Friday, September 19, 2008

Small-Format Food Retailing Memo: This Independent Combines C-Store Convenience With Fresh Foods, Groceries and A Secret Weapon -- Lots of Beer


Small-Format Food Retailing Special Report

Another independent, entrepreneurial retailer has decided the small-format hybrid convenience-grocery format might just be the future of food and grocery retailing. And like all good independents, Navid Tony Hoomanrad, who recently opened his Hyde Park Market neighborhood-oriented grocery and convenience-style store at 4429 Duval Street in Austin, Texas has added his own niche element to the format.

Hyde Park Market features a combination of traditional convenience store items, along with fresh produce (including organics), upscale Boars Head brand deli items, a refrigerated case devoted to quality ready-to-eat prepared foods items like Green Cart brand sandwiches, a selection of basic, specialty and organic grocery products, non-foods including a selection of hardware items, and Tony Hoomanrad's secret merchandising weapon -- beer -- and lots of it.

The independent grocer's strategy for his Hyde Park Market was to create a neighborhood store that was neither a traditional convenience store or a typical neighborhood grocery store. His goal: Offer in a small-format what he calls a "one-stop shop for fresh foods and grocery products that rivals anything found in a much larger supermarket. On a limited assortment scale of course.

He also believed offering an incredible variety of beer brands and styles could serve as a unique point of differentiation for his store, along with giving it a reputation for offering something special from day one.

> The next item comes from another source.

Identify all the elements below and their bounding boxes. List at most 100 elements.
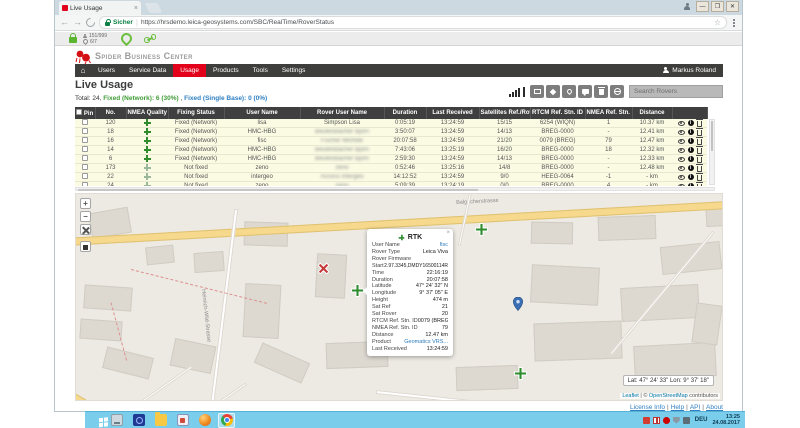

It also helps that Austin is a major beer drinking town.

Grocer Hoomanrad says he met with each of his eight beer distributors, ultimately deciding to order every domestic and imported beer brand, variety and packaging option -- single beers, 6-packs, barrels, you name it -- each one of them offered.

The result: currently Hyde Park Market is offering 525 different types of beer -- from Budweiser and Miller to craft beers and imports. In fact, although the store has only been open for a short time, it's believed to offer the second-most varieties of beer for sale than any other store, of any other size, in the city of Austin.

And remember, Austin just happens to be home to two of the biggest and best upscale food retailers (headquartered in Texas), both major beer category players, in the United States: Whole Foods Market, Inc. and upscale HEB Central Market.

No minor beer sellers these two retailers are, especially at their respective flagship stores in Austin. According to a local beer distributor who's in a position to know, Whole Foods' top beer selling store in Austin has about 450 varieties of beer, while Central Market clocks-in at about 360 or so.

The distributor says the only-recently opened Hyde Park Market isn't the number on beer variety retailer in Austin...yet. But it's close. That honor goes to a specialty beverage retailer named Specs, which offers about 550 varieties of beer, he says.

But grocer Hoomanrad is only 25 varieties behind Specs, which has been around for much longer, for the honor of the retailer offering the most varieties of beer in beer-drinking Austin, Texas.

And since the beer distributor says Tony Hoomanrad asks his beer sales reps each time they're in the store if they've got in anything new that his store isn't carrying -- and usually orders whatever beer it is if they do -- we wouldn't be surprised if Hyde Park Market, one of the latest entrants into small-format hybrid grocery and convenience store retailing, very soon becomes the number one beer variety seller in all of Austin -- along with offering lots of fresh foods, groceries (including specialty and natural) and other grocery store products, along with a mix of traditional c-store items (including a fueling station outside), all blended into a hybrid formula in a small-format store.